Exponential equation

[sashary]

The problem is "Find the exact solution to 3^x = 5^(x-1)"

I have tried to take the natural log of both sides x ln(3) = x-1 ln(5) but I'm stuck on what to do next.

 

[mmm4444bot]

x ln(3) = x - 1 ln(5)

This is wrong, without grouping symbols to change the Order of Operations.

x ln(3) = (x - 1) ln(5)

Now use the Distributive Property, to expand the righthand side.
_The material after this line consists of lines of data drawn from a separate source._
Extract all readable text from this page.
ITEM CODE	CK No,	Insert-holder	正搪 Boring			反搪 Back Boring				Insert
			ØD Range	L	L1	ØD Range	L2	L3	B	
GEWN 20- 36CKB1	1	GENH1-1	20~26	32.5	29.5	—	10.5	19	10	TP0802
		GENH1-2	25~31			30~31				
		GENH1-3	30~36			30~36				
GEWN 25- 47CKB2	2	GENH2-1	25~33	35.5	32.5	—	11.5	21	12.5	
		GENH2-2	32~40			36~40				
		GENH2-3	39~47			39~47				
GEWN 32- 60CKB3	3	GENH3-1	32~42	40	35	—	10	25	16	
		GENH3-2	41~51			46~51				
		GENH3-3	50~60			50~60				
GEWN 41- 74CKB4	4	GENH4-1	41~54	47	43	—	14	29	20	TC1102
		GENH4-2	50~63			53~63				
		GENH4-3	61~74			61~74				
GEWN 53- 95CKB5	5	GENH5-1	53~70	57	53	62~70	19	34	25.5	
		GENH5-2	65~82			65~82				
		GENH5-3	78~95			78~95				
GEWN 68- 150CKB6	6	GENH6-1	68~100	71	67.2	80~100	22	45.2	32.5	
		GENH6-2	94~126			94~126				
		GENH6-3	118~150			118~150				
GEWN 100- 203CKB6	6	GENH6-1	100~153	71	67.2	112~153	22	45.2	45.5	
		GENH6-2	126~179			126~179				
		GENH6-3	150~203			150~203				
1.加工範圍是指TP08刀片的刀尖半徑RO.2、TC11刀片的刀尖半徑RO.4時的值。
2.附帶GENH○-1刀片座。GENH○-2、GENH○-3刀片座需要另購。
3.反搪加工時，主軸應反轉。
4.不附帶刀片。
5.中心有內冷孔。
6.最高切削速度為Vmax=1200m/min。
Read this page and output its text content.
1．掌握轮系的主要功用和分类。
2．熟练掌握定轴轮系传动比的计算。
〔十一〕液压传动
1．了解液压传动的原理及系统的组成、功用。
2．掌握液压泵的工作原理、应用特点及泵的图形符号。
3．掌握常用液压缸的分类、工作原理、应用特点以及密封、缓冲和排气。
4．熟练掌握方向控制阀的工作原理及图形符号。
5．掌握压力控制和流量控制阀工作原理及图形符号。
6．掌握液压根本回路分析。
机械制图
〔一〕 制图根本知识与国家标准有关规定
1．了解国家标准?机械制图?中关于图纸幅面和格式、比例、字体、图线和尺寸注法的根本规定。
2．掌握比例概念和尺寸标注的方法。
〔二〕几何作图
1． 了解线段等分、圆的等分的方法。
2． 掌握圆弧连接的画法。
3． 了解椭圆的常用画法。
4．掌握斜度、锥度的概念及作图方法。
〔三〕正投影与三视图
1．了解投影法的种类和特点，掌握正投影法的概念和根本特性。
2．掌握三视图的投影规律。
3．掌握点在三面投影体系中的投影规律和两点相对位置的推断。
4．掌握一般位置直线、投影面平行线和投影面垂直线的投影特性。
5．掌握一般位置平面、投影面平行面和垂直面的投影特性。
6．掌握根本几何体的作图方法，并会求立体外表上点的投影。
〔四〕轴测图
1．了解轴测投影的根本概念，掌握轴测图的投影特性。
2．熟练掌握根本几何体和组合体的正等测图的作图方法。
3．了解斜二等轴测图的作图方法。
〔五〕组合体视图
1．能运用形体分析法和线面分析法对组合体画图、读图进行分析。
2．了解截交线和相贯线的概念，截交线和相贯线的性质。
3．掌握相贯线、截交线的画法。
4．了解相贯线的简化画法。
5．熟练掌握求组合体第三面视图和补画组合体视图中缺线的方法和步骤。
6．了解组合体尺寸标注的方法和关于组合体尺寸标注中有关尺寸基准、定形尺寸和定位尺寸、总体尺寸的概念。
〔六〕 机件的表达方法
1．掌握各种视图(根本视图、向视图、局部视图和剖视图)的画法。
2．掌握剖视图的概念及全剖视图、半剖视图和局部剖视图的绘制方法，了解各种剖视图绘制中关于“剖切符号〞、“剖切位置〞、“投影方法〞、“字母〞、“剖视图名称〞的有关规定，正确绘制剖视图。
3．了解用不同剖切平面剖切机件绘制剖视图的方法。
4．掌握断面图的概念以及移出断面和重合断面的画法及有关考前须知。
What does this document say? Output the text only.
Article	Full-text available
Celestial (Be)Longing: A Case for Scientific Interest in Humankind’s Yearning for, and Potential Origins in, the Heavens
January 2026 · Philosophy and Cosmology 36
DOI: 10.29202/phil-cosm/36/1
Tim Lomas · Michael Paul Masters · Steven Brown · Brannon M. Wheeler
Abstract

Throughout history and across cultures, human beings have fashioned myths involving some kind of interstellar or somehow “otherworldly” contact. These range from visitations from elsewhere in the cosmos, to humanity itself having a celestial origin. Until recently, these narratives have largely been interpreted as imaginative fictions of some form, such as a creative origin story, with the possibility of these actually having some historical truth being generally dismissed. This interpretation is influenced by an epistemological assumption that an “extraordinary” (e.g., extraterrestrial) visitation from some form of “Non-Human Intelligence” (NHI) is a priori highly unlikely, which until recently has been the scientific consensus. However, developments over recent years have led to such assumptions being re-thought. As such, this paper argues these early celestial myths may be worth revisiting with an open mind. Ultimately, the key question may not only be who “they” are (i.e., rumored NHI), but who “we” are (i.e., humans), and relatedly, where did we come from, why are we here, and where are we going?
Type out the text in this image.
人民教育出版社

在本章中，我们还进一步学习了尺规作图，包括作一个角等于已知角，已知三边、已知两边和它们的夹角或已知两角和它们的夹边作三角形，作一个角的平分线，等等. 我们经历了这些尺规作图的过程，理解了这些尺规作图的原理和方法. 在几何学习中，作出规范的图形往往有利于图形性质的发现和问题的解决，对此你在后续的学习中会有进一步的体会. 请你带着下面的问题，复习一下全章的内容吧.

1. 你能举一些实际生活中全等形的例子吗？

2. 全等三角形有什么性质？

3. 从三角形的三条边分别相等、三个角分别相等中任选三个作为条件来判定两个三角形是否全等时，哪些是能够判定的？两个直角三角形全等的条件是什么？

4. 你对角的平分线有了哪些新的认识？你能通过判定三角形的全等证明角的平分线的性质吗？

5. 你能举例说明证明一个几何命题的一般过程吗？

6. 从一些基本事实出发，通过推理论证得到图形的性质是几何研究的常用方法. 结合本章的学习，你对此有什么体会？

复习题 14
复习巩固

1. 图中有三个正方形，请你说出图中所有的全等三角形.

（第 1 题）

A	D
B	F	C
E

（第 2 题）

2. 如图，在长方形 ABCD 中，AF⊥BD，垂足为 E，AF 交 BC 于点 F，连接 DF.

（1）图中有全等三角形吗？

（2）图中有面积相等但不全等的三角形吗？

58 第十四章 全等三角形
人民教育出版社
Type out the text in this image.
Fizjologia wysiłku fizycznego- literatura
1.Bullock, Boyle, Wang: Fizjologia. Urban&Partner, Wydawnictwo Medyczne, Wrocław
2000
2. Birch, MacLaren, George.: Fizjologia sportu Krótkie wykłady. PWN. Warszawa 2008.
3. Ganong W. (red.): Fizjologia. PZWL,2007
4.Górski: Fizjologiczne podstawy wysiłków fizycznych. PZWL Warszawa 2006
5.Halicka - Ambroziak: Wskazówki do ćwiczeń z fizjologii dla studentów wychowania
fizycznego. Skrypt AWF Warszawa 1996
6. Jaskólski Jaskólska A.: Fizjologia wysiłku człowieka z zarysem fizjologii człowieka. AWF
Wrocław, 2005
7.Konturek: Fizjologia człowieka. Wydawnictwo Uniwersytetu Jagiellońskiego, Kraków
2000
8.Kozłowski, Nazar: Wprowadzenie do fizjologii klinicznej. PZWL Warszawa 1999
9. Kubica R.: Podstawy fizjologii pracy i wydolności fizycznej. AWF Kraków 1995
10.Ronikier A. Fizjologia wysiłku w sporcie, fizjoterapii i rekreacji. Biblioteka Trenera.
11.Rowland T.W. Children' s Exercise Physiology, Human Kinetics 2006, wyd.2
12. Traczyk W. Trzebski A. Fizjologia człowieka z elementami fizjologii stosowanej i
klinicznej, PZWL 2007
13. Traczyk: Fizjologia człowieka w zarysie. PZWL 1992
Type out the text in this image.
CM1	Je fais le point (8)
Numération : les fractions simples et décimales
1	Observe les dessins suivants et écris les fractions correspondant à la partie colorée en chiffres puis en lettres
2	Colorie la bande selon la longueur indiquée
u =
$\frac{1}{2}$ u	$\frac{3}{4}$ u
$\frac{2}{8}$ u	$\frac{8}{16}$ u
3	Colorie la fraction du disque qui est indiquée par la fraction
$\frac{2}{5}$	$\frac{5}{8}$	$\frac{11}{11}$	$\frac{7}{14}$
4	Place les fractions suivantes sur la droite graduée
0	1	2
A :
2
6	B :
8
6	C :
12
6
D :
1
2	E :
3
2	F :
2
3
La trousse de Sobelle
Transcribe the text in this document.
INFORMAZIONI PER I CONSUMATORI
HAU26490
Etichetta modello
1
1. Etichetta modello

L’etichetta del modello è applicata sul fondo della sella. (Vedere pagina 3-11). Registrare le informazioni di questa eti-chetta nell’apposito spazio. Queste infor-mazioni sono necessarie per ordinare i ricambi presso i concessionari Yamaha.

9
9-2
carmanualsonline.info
Then solve for x, as in any other linear equation. Get all of the terms that contain x to one side; get all of the constant terms to the other side. Factor out x, and isolate it.

For comparison, I get 3.1507 (rounded) as the decimal equivalent for my resulting expression for x.

Thank you for showing your work, thus far.

 

[sashary]

This is what I'm getting now.

x ln(3) = (x - 1) ln(5)

x ln(3) = x ln(5) -ln(5)

x (ln (3) -ln(5)) = -ln(5)

x = -ln(5)/(ln(3) -ln(5))

 

[Denis]

You lost an "x" ... go find it... :shock:

 

[mmm4444bot]

This is what I'm getting now.

x = -ln(5)/(ln(3) - ln(5))

Your latest work looks okay (to me), and your expression for x is correct, but it can be simplified.

If we factor out -1 from the denominator, it will cancel with the factor of -1 in the numerator.

Doing that yields:

ln(5)/[ln(5) - ln(3)]

Next, there is a property of logarithms that allows us to express the denominator above as a single logarithm.

Doing that yields:

ln(5)/ln(5/3)